It will soon be easier for entry-level workers to gain the job skills they need, thanks to a groundbreaking use of digital television technology. WHYY, in cooperation with the Chester County Workforce Investment Board, is installing computers at five locations in the County that will provide adult basic education material for students who need to complete high school equivalency courses and polish their workforce skills.

The system will be unveiled on Thursday, December 5 at 10 a.m. at the Chester County CareerLink in Coatesville. Additional workstations are available to residents at the Chester County OIC in West Chester, Parkesburg Library in Parkesburg, and the Southern Chester County YMCA in West Grove. Another workstation will be located in either Exton or Phoenixville.

WHYY, in cooperation with the Workforce Investment Boards in Chester, Philadelphia, Delaware and Montgomery counties, is installing computers with built-in digital tuners at 20 locations in the region. WHYY will broadcast on its digital TV channel adult basic education material and workforce skills courses (at sites not reached by WHYY's current digital signal, the data course material is loaded on the computers using CDs). This datacasting system - thought of as a "PC with rabbit ears" - allows large amounts of curriculum information, documents, video and audio clips to be captured from the television signal and stored in a computer in a fraction of the time it would take to send the information through the Internet. The content that WHYY will broadcast to all partner sites can be received and updated in minutes, compared to hours, using a typical home Internet connection.

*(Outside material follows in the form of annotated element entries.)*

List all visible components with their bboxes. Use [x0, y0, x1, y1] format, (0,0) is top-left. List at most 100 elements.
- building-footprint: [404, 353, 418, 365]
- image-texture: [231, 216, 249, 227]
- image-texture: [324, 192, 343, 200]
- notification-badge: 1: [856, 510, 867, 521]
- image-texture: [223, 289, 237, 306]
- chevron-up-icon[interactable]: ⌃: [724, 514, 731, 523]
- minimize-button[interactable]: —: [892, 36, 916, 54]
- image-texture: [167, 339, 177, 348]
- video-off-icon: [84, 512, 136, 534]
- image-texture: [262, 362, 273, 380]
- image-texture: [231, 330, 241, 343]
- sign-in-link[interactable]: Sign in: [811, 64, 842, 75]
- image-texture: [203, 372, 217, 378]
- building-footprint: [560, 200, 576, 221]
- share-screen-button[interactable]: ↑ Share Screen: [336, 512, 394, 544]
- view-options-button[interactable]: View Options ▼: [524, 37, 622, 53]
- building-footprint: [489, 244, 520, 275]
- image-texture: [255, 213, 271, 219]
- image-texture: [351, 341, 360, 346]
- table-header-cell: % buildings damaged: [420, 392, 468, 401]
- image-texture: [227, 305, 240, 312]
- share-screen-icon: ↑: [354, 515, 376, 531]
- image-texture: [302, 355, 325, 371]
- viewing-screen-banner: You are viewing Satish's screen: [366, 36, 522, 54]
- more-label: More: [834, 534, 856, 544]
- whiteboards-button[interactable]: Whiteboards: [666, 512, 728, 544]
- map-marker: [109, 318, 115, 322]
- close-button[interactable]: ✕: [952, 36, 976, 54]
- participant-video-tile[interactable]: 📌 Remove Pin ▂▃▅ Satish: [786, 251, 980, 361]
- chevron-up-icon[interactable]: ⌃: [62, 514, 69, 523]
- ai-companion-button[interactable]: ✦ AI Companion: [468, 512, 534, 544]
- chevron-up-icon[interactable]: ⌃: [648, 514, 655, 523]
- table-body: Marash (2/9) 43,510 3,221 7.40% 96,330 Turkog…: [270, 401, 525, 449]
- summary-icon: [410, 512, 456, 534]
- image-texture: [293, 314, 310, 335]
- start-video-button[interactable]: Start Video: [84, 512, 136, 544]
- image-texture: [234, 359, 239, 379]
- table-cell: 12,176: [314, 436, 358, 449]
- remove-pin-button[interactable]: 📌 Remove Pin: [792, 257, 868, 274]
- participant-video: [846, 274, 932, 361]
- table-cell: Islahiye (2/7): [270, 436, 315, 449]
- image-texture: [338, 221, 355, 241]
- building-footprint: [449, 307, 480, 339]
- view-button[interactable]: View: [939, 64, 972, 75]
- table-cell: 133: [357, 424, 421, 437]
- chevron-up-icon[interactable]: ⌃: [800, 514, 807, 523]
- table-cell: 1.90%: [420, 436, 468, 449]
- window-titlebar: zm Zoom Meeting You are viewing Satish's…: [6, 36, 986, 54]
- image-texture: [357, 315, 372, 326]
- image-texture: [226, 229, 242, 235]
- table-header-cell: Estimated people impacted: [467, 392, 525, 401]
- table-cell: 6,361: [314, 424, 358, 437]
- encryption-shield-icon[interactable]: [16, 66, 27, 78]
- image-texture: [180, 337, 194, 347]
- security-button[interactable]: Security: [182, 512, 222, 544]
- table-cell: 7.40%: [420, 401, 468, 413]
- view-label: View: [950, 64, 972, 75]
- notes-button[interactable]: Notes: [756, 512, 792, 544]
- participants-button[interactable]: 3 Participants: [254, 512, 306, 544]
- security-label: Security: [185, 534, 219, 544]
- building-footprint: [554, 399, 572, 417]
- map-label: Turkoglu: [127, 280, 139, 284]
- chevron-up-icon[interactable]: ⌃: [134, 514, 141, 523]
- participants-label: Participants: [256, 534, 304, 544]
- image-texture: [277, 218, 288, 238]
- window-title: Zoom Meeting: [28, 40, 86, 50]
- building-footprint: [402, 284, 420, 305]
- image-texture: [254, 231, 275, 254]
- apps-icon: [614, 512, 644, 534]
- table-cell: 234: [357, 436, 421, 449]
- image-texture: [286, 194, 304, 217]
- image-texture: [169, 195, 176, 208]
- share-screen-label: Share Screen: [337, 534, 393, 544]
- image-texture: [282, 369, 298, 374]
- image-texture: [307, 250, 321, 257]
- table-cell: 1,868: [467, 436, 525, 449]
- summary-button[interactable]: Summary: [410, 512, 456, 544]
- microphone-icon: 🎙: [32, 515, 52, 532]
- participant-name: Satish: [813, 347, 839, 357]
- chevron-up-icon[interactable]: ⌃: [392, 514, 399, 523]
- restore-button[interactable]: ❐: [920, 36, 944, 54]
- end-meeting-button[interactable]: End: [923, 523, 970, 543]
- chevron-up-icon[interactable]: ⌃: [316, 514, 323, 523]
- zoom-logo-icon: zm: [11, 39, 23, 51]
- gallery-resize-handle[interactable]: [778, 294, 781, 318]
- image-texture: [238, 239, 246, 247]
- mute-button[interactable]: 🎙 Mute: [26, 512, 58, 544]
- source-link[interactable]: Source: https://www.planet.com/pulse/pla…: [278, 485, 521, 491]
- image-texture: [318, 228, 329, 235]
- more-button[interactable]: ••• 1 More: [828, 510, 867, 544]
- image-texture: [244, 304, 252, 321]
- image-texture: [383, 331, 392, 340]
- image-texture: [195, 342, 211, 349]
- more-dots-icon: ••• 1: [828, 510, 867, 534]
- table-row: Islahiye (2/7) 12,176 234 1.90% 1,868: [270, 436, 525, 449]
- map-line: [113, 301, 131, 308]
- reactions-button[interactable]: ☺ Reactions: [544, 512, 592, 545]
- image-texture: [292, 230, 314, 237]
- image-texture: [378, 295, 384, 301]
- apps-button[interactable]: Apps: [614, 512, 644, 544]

"This new system makes it possible to provide training where it is needed, when it is needed and to those who need it most," said WHYY President and CEO William J. Marrazzo. "This is one more example of how WHYY is using technology to provide lifelong learning to residents of this region."

"Chester County is a proud partner with WHYY in the establishment of this bold and innovative technology in our region," said Chester County Department of Community Development Director Thomas H. McIntyre.

The content for this prototype system utilizes existing "Workplace Essential Skills" and "GED Connection" video courses developed by PBS Literacy Link. With the new system, some 58 half-hour video segments and more than 700 pages of text are quickly received and stored on computers for later use.

WHYY is installing a total of 20 computers in Delaware, Philadelphia, Chester and Montgomery counties at training centers, colleges and libraries at no cost to participating agencies. A $188,000 grant from Pennsylvania Public Television Network (PPTN) supports the project in this region.

Susan Knoble, WHYY Executive Director of Adult Learning, points out that datacasting allows material to be updated at any time, and offers an easy-to-use interface for students with high-quality video and online workbooks. Students can complete the courses at their own pace,while instructors can track the progress of all the participants. "The goals are to prepare entry- level workers for the workplace, and to increase the number of Pennsylvania residents completing their education," said Knoble.

WHYY is pioneering the use of digital datacasting in this region. In a test project in 2001, WHYY placed computers at five child-care centers in Delaware and at the Haddington Branch of the Free Library of Philadelphia, to deliver staff training and curriculum material for child-care providers. Information gained from these pilot projects will help WHYY develop long-term plans to provide lifelong learning opportunities through the use of digital television. For example, datacasting will make it possible to deliver business workshops directly to computer desktops, replacing expensive satellite videoconferences and slow Internet links.

Datacasting uses only a small portion of the digital television bandwith. A high definition television program or several standard definition television programs can be transmitted at the same time without interference.